Studies have previously identified an association between the single nucleotide polymorphism (SNP) rs11672691 at 19q13 — which resides within the long non-coding RNA gene PCAT19 — and aggressive prostate cancer. Two studies now reveal the biological mechanism by which the rs11672691 risk variant promotes aggressive tumour biology.

Credit: Sergey Nivens/Alamy

Gao et al. uncovered an oncogenic regulatory circuit mechanistically underpinning the association between rs11672691 and disease aggressiveness. Initially, SNP genotyping in a cohort of 2,738 men with prostate cancer showed that the rs11672691 G risk allele is associated with advanced T stage, castration resistance, and PSA progression. Importantly, expression quantitative trait locus (eQTL) analysis in three independent cohorts revealed that the rs11672691 G risk allele is linked to elevated expression of two genes, CEACAM21 and PCAT19. Subsequent knockdown and overexpression experiments in cell lines and gene expression analysis in clinical data sets showed that both genes drive prostate cancer cell growth and metastasis and are upregulated during disease progression, implicating CEACAM21 and PCAT19 as plausible causative genes mediating the effects of rs11672691. Interestingly, rs11672691 mapped to an enhancer element and alters the binding site of homeobox protein HOXA2, a transcription factor associated with poor prognosis. Chromatin looping and genome-editing experiments demonstrated that the rs11672691 G allele directly drives HOXA2-mediated upregulation of PCAT19 and CEACAM21 and promotes aggressive tumour biology.

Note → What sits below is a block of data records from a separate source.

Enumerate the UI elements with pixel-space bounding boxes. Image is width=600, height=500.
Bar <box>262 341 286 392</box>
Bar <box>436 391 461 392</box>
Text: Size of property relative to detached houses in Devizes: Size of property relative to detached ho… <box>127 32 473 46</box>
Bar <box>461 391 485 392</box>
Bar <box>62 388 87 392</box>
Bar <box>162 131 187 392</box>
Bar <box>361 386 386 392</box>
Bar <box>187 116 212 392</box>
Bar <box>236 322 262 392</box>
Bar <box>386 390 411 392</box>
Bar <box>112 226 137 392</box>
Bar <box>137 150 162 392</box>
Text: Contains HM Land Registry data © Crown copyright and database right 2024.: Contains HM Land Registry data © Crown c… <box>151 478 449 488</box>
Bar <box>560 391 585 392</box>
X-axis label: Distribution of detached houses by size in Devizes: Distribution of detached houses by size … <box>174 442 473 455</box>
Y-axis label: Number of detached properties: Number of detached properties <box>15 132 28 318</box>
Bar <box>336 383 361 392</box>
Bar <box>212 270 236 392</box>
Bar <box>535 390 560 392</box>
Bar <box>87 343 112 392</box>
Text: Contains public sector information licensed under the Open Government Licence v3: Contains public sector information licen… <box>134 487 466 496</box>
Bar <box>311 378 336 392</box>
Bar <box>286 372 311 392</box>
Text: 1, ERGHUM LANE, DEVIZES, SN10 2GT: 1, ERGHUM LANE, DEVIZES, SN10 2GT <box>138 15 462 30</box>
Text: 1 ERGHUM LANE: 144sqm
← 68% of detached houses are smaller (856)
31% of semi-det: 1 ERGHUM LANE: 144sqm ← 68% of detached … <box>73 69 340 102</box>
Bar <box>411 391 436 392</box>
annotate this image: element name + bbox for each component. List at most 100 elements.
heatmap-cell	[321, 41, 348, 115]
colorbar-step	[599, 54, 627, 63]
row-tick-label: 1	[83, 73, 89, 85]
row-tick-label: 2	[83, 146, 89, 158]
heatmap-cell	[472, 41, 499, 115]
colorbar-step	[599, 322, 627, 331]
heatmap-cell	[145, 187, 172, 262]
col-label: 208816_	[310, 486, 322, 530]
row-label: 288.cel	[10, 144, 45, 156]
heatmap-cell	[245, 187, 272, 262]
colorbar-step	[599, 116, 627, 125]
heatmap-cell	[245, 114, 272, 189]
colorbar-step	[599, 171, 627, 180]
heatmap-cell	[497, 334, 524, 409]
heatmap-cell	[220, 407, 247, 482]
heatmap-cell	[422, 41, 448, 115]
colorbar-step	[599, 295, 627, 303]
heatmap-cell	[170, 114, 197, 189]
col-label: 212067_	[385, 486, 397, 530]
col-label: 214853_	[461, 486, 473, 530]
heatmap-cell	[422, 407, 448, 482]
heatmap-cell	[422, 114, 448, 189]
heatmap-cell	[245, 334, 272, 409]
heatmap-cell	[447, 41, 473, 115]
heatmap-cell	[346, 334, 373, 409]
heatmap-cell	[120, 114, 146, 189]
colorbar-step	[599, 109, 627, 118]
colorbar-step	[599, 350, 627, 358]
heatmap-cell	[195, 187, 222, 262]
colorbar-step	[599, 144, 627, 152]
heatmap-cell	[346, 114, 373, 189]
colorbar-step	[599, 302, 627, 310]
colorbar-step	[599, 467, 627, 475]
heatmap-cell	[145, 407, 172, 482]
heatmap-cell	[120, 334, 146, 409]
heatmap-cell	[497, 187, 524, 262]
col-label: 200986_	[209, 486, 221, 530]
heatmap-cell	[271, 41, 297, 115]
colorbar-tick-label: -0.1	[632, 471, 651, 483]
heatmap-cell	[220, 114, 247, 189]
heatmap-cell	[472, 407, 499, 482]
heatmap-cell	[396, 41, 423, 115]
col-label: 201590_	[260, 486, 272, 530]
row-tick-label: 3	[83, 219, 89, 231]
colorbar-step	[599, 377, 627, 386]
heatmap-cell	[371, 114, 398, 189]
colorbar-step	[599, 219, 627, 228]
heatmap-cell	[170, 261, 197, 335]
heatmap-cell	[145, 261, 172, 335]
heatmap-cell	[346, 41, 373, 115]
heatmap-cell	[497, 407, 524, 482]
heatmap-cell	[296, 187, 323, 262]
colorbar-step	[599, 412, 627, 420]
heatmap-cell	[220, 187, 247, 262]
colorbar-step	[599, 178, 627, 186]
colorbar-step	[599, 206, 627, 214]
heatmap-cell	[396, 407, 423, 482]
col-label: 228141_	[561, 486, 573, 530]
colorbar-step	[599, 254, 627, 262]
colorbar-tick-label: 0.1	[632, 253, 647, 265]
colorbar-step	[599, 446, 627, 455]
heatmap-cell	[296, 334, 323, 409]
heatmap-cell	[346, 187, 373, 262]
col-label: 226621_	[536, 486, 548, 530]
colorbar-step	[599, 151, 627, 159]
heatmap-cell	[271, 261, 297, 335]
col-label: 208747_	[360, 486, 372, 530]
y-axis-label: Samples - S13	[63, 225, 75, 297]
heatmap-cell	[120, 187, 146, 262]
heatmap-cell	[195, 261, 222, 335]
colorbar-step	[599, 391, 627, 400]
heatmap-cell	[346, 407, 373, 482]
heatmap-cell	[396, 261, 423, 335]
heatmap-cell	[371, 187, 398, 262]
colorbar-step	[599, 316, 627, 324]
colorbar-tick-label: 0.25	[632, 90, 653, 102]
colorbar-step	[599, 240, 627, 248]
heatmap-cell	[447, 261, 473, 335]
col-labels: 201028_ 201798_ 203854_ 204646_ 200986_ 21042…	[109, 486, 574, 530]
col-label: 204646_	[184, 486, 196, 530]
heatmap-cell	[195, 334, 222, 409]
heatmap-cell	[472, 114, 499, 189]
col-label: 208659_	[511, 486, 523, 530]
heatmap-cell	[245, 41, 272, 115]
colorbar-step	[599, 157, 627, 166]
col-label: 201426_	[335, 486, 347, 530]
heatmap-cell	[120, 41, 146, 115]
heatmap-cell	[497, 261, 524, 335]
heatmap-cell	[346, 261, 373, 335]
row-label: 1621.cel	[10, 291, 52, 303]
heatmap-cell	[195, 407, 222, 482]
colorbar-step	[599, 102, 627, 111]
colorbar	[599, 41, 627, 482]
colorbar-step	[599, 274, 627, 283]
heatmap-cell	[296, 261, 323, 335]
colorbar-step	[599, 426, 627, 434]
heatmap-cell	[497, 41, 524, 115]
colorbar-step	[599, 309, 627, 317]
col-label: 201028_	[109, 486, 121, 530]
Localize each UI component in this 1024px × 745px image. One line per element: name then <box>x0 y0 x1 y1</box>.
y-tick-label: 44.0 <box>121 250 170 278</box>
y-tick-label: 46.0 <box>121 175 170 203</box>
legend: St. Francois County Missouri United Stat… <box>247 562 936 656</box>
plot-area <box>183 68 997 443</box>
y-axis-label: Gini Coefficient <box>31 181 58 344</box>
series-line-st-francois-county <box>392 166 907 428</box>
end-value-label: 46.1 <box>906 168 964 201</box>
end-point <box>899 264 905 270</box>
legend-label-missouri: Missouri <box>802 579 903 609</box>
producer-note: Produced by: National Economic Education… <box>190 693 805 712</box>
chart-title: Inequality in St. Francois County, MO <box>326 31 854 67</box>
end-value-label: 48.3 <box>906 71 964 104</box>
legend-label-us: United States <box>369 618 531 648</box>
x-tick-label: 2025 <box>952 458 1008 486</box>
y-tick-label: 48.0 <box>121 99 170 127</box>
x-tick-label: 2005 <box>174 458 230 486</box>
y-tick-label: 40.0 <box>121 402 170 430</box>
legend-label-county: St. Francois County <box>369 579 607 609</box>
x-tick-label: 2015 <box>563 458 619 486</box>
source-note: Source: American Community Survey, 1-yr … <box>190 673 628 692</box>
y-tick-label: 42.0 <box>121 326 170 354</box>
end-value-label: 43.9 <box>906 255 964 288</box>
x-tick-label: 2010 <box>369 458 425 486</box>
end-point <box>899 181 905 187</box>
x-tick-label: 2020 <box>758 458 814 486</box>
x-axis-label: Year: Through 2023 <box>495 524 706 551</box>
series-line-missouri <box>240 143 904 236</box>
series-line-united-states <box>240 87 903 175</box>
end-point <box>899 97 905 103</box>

Additionally, a final clinical correlation analysis uncovered a synergistic effect between the rs11672691 G risk allele and expression of CEACAM21 or PCAT19 on prostate cancer prognosis. “We plan to validate the diagnostic values in additional large-scale clinical data sets and tumour samples to develop a biomarker for predicting prostate cancer severity and stratifying patients into high-risk and low-risk groups for precision treatment,” concludes author Gong-Hong Wei.

these findings provide a mechanistic insight into the function of the rs11672691 risk allele

Hua et al. report rs11672691 risk SNP-mediated remodelling of transcription factor binding sites in prostate cancer. Initial eQTL analysis in 471 normal primary prostate tissue samples showed that the rs11672691 G risk allele is associated with decreased and increased abundance of PCAT19-short and PCAT19-long, respectively, suggesting that rs11672691 reciprocally regulates these isoforms. Interestingly, rs11672691 mapped to the promoter of the PCAT19-short isoform, which is located in the third intron of the PCAT19-long isoform. Motif analysis revealed that the risk variants of rs11672691 and rs887391 — an rs11672691 linkage disequilibrium SNP — decreased the binding of the transcription factors homeobox protein NKX3.1 and transcriptional repressor protein YY1, respectively, to the PCAT19-short promoter. Indeed, knockdown of NKX3.1 and YY1 decreased PCAT19-short expression and, interestingly, upregulated PCAT19-long expression in prostate cancer cells. Further mechanistic experiments revealed that rs11672691 is a bifunctional region with both PCAT19-short promoter and PCAT19-long enhancer activity. A SNP-mediated promoter–enhancer switching mechanism was uncovered whereby the rs11672691 and rs887391 risk variants decrease NKX3.1 and YY1 binding to the PCAT19-short promoter but increase PCAT19-long enhancer activity and, therefore, expression. Functional analysis revealed that PCAT19-long drives prostate cancer proliferation, migration, and invasion in vitro and exacerbates tumour growth and metastasis in vivo. Consistently, gene expression analyses in cell lines and clinical data sets revealed that PCAT19-long drives expression of a subset of cell cycle genes, an event that occurred through interaction with the heterogeneous nuclear ribonucleoprotein A/B (HNRNPAB) complex.

“We next plan to investigate the role of PCAT19 isoforms in aggressive forms of prostate cancer and assess the rs11672691 SNP combined with PCAT19 isoforms as a biomarker,” adds author Housheng Hansen He.

Collectively, these findings provide a mechanistic insight into the function of the rs11672691 risk allele in prostate cancer, an understanding that could be exploited for the development of novel diagnostics or therapeutics.